By Friday afternoon I started to feel the weight of a looming Penny-less weekend.
“I should have gotten you a ticket to Tig Notaro tomorrow,” Maggie said. We were sitting in a diner sharing an order of fries. Maggie had to fight like a champ to get her share, but she was skilled in holding her own.
“What’s a Tig Notaro?”
She looked at me. “River. I’ve seen like every one of her shows at Largo. You know that.”
“I do?”
“Yeah, you do, becaus
e I told you about them.”
“Oh, right. What does she play again?”
“She’s a comedian,” Maggie said. “She plays her wit and unbridled humor like a freaking violin. And she has cancer. Get this: she found out right after her mother died and her girlfriend left her.”
“She sounds like a real riot.”
“Trust me.” Maggie swiped the final fry. “She’s amazing. I would have asked you to go if I had any idea you’d be single by the time the show came around.”
I tried to ignore the dig. “I have plans Saturday anyway.”
“You do? Really?” She couldn’t hide her shock.
“Yeah, I do.” Since I couldn’t tell her I had to bring the snacks to the support group for my fake marijuana addiction, I said, “I’m going out to dinner with Leonard. Male bonding or whatever. He’s pretty much forcing me.”
“That’s nice.” Maggie did a little pouty face at me. Everyone loved Leonard, but Maggie loved him especially because she knew me in the years between when my dad left us and when my mom met Leonard, and let’s just say those weren’t the golden years for what remained of the Dean family. Mom struggled to balance her job at the nonprofit where she worked on global access to water with raising a boy who was often described, lovingly, as a “major handful.” I spent most of my formative afternoons at Maggie’s house baking cookies, having tea parties and letting Maggie give me makeovers until Mom could leave the office. Mom and I ate a lot of microwave dinners back then. We didn’t have a Juana.

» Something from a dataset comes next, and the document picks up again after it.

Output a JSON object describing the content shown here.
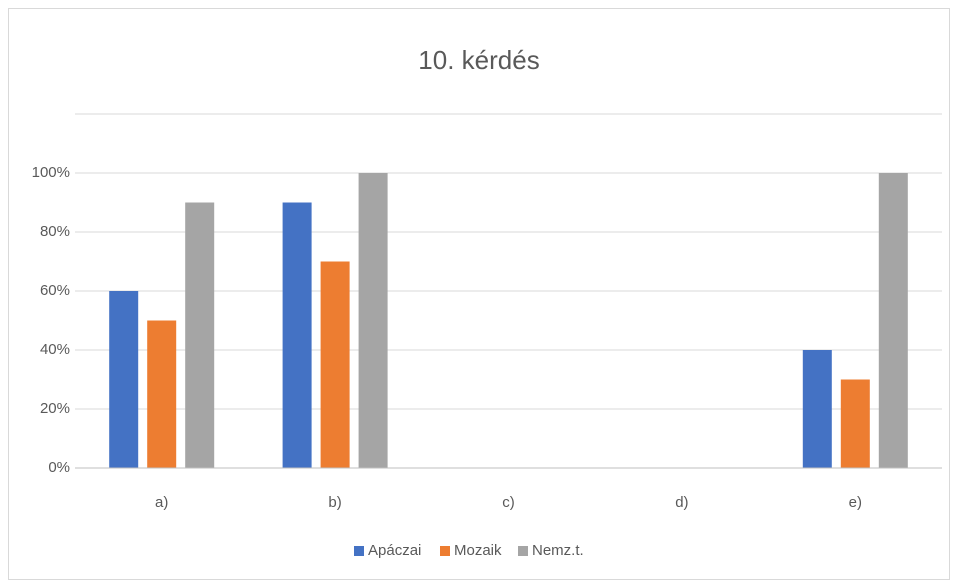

“Maybe I’ll see you after,” I said.
“Yeah, maybe.”
—
Everyone knows that nobody walks in LA, there’s even a song about it—so I probably looked like a vagrant as I wandered along Pico Boulevard early Saturday evening weighed down by grocery bags. I’d picked up brownie bites, veggie chips and kettle corn; then right as I got to the front of the checkout line, I thought of Mason, and ran back to grab a plastic tub of fat-free meringues.

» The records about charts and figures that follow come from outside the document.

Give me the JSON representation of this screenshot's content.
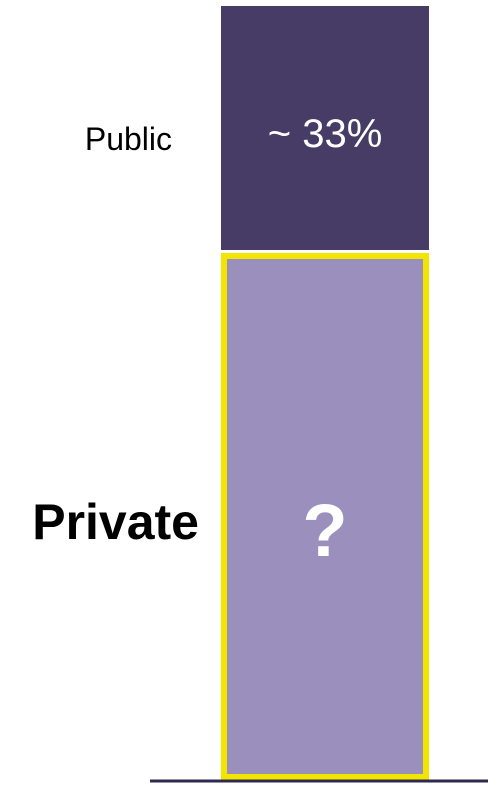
{
  "chart_data": {
    "type": "bar",
    "orientation": "stacked-vertical",
    "segments": [
      {
        "name": "Private",
        "value_label": "?",
        "color": "#9b90bd",
        "highlight_border": "#f2e500",
        "label_emphasis": "bold"
      },
      {
        "name": "Public",
        "value": 33,
        "value_label": "~ 33%",
        "color": "#463c65",
        "label_emphasis": "normal"
      }
    ],
    "baseline": true,
    "colors": {
      "baseline": "#2f2952",
      "value_label_text": "#ffffff",
      "category_label_text": "#000000"
    }
  }
}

I still hadn’t told my family about the breakup; somehow I dreaded telling Natalie the most. Natalie loved Penny because Penny wore dresses and mascara, and Penny tied her hair up in a bun, and she carried this roll-on stick of perfume in her purse that she’d let Natalie try. Mom was your basic grown-up tomboy with a short haircut who never wore anything other than Levi’s and sweatshirts except when she took rich people to lunch to ask for money, and then she’d bust out a black pantsuit.